Correct Answer - Option 2 :
\(\frac{1}{2}\)
Calculation:
We have,
\(\mathop {\lim }\limits_{{\rm{x\;}} \to 0} \frac{\tan x\, -\, \sin x}{\sin^{3}x}\)
\(\Rightarrow \mathop {\lim }\limits_{{\rm{x\;}} \to 0} \frac{\frac{\sin x}{\cos x}\, -\, \sin x}{\sin^{3}x}\) (∵ tan x = sin x/cos x)
\(\Rightarrow \mathop {\lim }\limits_{{\rm{x\;}} \to 0} \frac{\sin x(1-\cos x)}{\cos x\, \sin^{3}x}\)
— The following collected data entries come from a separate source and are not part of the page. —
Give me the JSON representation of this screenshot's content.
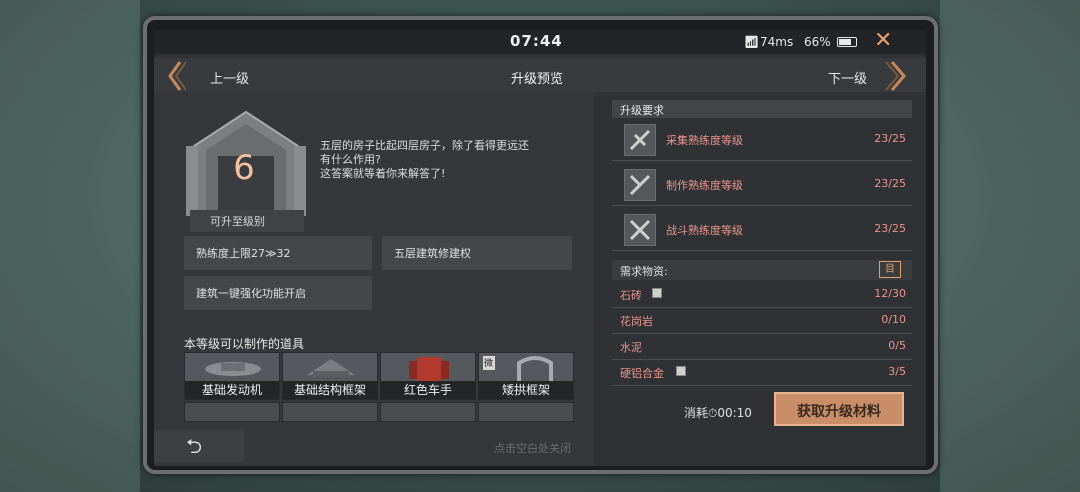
{
  "status": {
    "clock": "07:44",
    "ping": "74ms",
    "battery": "66%"
  },
  "nav": {
    "prev": "上一级",
    "title": "升级预览",
    "next": "下一级"
  },
  "building": {
    "level": "6",
    "caption": "可升至级别",
    "description": [
      "五层的房子比起四层房子，除了看得更远还",
      "有什么作用?",
      "这答案就等着你来解答了!"
    ]
  },
  "perks": [
    "熟练度上限27≫32",
    "五层建筑修建权",
    "建筑一键强化功能开启"
  ],
  "craft": {
    "title": "本等级可以制作的道具",
    "items": [
      "基础发动机",
      "基础结构框架",
      "红色车手",
      "矮拱框架"
    ],
    "tag": "微"
  },
  "requirements": {
    "title": "升级要求",
    "items": [
      {
        "name": "采集熟练度等级",
        "value": "23/25"
      },
      {
        "name": "制作熟练度等级",
        "value": "23/25"
      },
      {
        "name": "战斗熟练度等级",
        "value": "23/25"
      }
    ]
  },
  "materials": {
    "title": "需求物资:",
    "items": [
      {
        "name": "石砖",
        "value": "12/30"
      },
      {
        "name": "花岗岩",
        "value": "0/10"
      },
      {
        "name": "水泥",
        "value": "0/5"
      },
      {
        "name": "硬铝合金",
        "value": "3/5"
      }
    ]
  },
  "footer": {
    "consume": "消耗⏱00:10",
    "get_button": "获取升级材料",
    "hint": "点击空白处关闭"
  },
  "colors": {
    "accent": "#e3a069",
    "requirement_text": "#e8958c"
  }
}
\(\Rightarrow \mathop {\lim }\limits_{{\rm{x\;}} \to 0} \frac{(1-\cos x)}{\cos x\, \sin^{2}x}\)
\(\Rightarrow \mathop {\lim }\limits_{{\rm{x\;}} \to 0} \frac{(1-\cos x)}{\cos x\, (1-\cos^{2}x)}\) (∵ sin2 x = 1 - cos2 x)
\(\Rightarrow \mathop {\lim }\limits_{{\rm{x\;}} \to 0} \frac{(1-\cos x)}{\cos x\, (1+\cos x)(1-\cos x)}\)
\(\Rightarrow \mathop {\lim }\limits_{{\rm{x\;}} \to 0} \frac{1}{\cos x\, (1+\cos x)}\)
\(\therefore \frac{1}{2}\) is the correct limit.